11) The Living Daylights (Dalton)

12) You Only Live Twice (Connery)

13) Never Say Never Again (Connery)

14) Moonraker (Moore)

15) Licence to Kill (Dalton)

16) For Your Eyes Only (Moore)

17) Tomorrow Never Dies (Brosnan)

18) The Man With the Golden Gun (Moore)

19) Goldeneye (Brosnan)

20) The World is Not Enough (Brosnan)

21) Die Another Day (Brosnan)

22) Octopussy (Moore)

23) Diamonds are Forever (Connery)

24) Specter (Craig)

25) A View to a Kill (Moore)   

3 comments
  1. Pincher Martin said:

    Don’t forget Kotto’s turn as FBI agent Mosely in Midnight Run, who DeNiro impersonates to hilarious effect after pinching his FBI badge.

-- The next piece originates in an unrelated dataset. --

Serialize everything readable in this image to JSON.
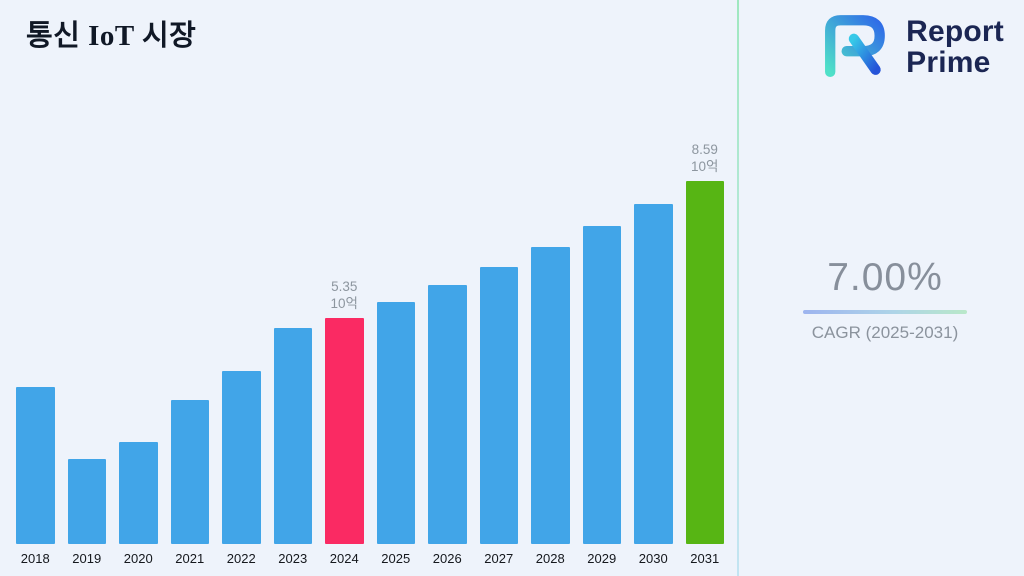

    You’re very kind to list Skyfall and Quantum of Solace as high as you do. The Daniel Craig era of James Bond, which showed so much promise with his first Bond film Casino Royale, which I agree is the best Bond film of the lot, just never really panned out, in my opinion. It was the modest things – the witty repartee with Eva Green; the gritty, realistic fight scenes so reminiscent of the Bourne films; the poker game; the ironic play on the James Bond mythology (“Shaken or stirred?” “Do I look like I give a damn?”) – which made that first film so refreshing and fun.

    The filmmaker dropped all those modest things in the later Craig films, reverting back to the Bond norm by making them nothing more than big fireworks’ extravaganzas in exotic locations with increasingly silly villains. What was even worse, as Craig continued in the role, the scripts started to become a meditation on aging. Can Bond pass his fitness test and become an agent again? Can we ever go home?

  2. I forgot Agent Mosely!

    I can give you Skyfall, though it is a top ten on the back of Bardem and the inspired action set pieces alone, and exploring Bond getting older is better than tongue-and-cheeking it (Never Say never Again) or actually watching him drink Metamucil over a martini (the last 4 Moore pictures).

    You undervalue Quantum of Solace, which was really about getting Bond back in the fold after he loses Vesper (who, after Jill St. John, is my favorite Bond gal). And the villain in that film is nowhere near silly; he’s actually just a guy in the larger SPECTER world (they off him in the end, along with the motor oil) and his designs are both modest and 21st century.

    • Pincher Martin said:

      I can’t fault anything you say about QoS. You’re accurate in your description of both the villain and his aims. (And I do like when Hollywood bad guys use environmentalism to shield their true evil motivations.)

      But the film still seems like a steep drop from Casino Royale. Vesper is gone. The witty ironic play on Bondian themes is missing, other than a dark oily twist on the girl fatally sprayed with gold from Goldfinger. And the fight scenes seem less meaty and realistic.